- Bannockburn -
The "Flying Dutchman" of Lake Superior
OTHER NAMES(s): none
DATE OF LOSS: November 21, 1902
LOCATION: Lake Superior
RIG TYPE: Propeller, bulk freighter
HULL TYPE: Steel
BUILDER: Sir R. Dixon & Co., Middlesbrough, Eng. - 1893
OWNER(S): Montreal Transportation Co., Montreal, Canada
MASTER: Capt. George R. Wood
TONNAGE: 1,620
DIMENSIONS: 245 x 40.1 x 18.4
CASUALTIES: 20 (all)
At about 9 o'clock a.m. on November 21, 1902, the Bannockburn left Port Arthur with her cargo of 85,000 bushels of wheat downbound for Midland, Ontario. When the Bannockburn was seriously overdue at the Soo locks conflicting reports and rumors abounded. She was "lying behind Slate Island", "on the mainland north of Michipicoten Island", or on the Michipicoten Island itself. The upbound steamer, Algonquin, reported passing the Bannockburn about fifty miles southeast of Passage Island and northeast of Keweenaw Point on the evening of the 21st, the captain remarking how quickly she had gone out of sight afterward. The steamer John D. Rockefeller had reached Duluth on the 26th and reported passing through a large debris field off Stannard Rock but saw no signs of life. Tugs were sent from Sault Ste. Marie by the Montreal Transportation Company, owners of the Bannockburn, to search the north shore of Lake Superior for any sign of her but found no trace of the missing vessel. The only known wreckage from the Bannockburn was a single cork life preserver that washed up on the beach and was found by the Captain of the Grand Marais Lifesaving Station on December 12, 1902.

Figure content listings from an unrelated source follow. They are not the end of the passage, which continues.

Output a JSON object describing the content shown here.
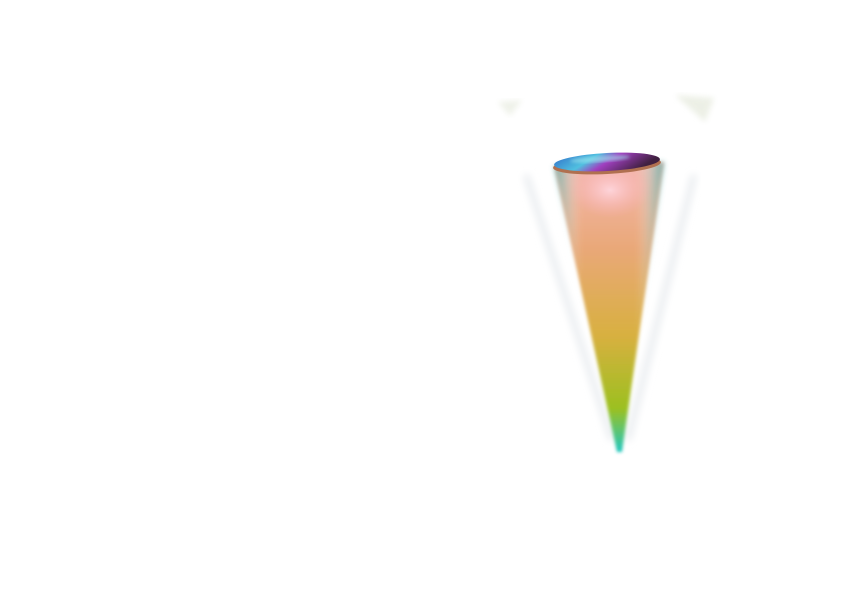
{
  "scene": {
    "background": "#ffffff",
    "cone_colors": {
      "top": "#f4b8b0",
      "upper": "#e9a878",
      "middle": "#d8b040",
      "lower": "#9cc020",
      "tip": "#20c8c0",
      "edge": "#30a8a0"
    },
    "disc_colors": [
      "#3070c8",
      "#50c0e0",
      "#a040c0",
      "#402040",
      "#c08050"
    ],
    "ghost_color": "#e8ece0"
  }
}
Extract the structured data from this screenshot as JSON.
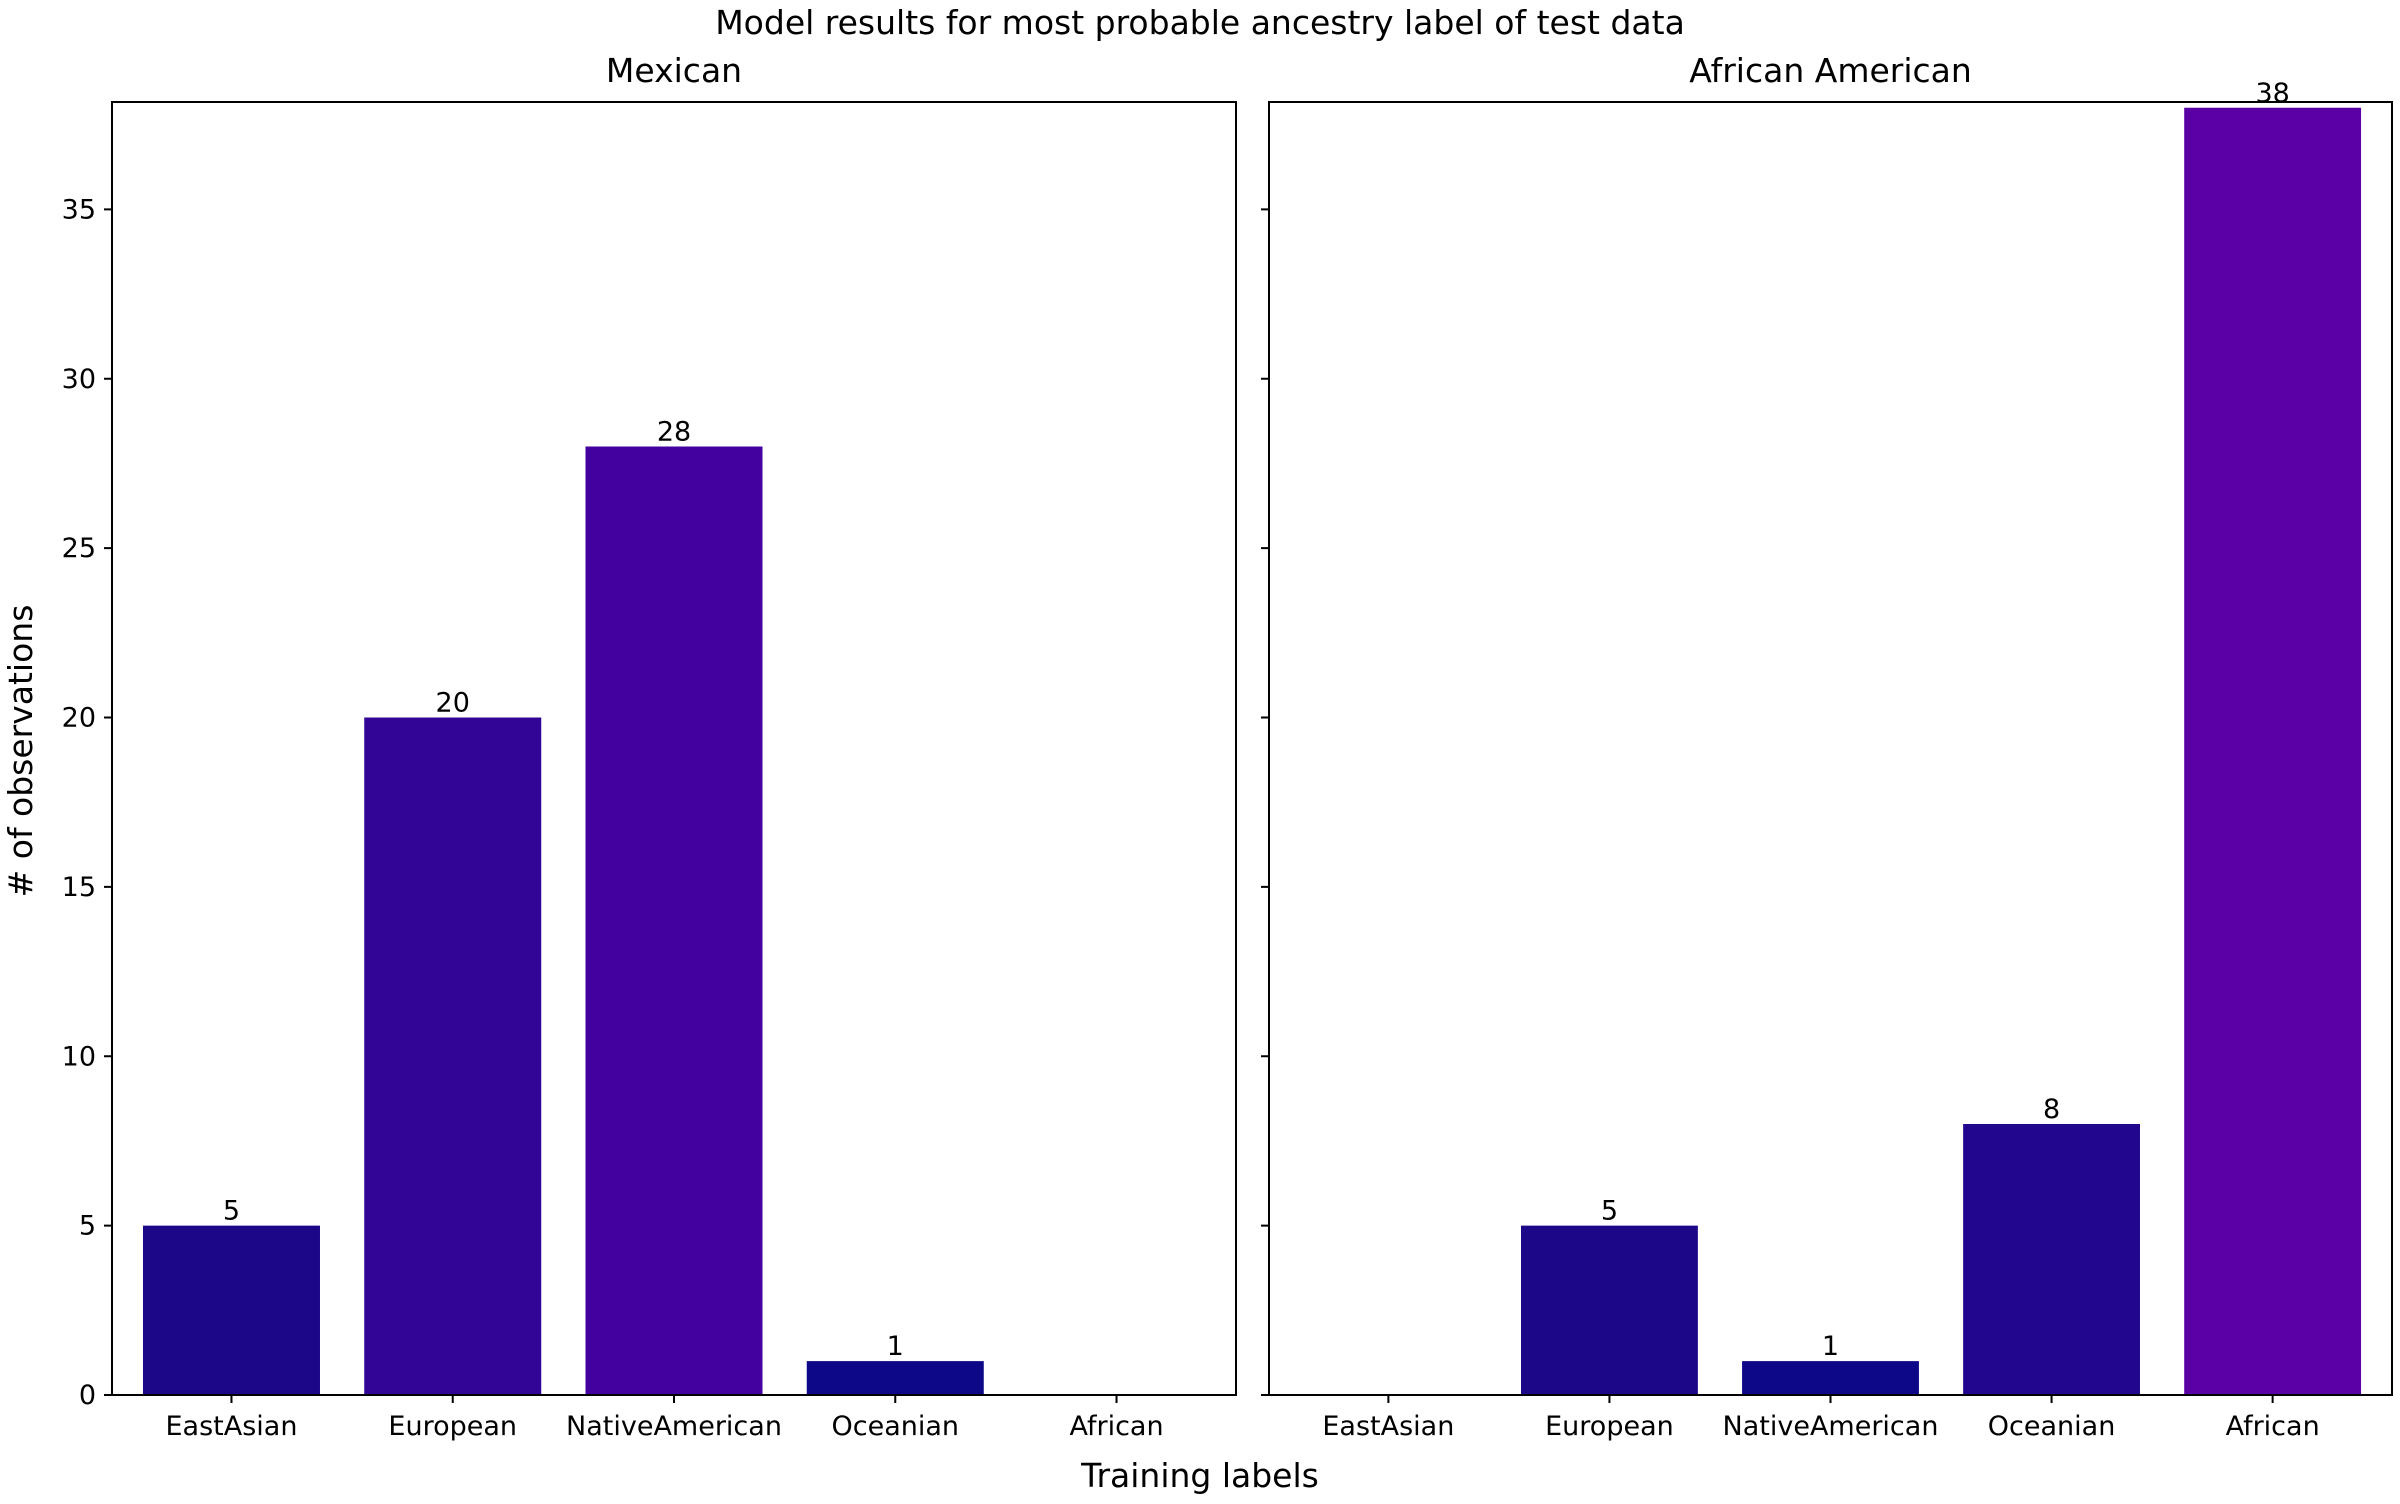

The underwriter's conclusion was that the Bannockburn stranded on Caribou Island. A dangerous reef surrounds the island and, with the light there having been turned off the week before, there would have been no warning before her hull slammed onto the reef. And, so, on the night of November 21, 1902, as a terrible storm unleashed itself, the Bannockburn disappeared from the face of Lake Superior forever....or did she? The Bannockburn seemingly had a unique profile and, in the years to follow, crews of other vessels have claimed to have seen her on dark, stormy nights, beating her way downbound on Lake Superior, perhaps still looking for the light that wasn't there on her final run.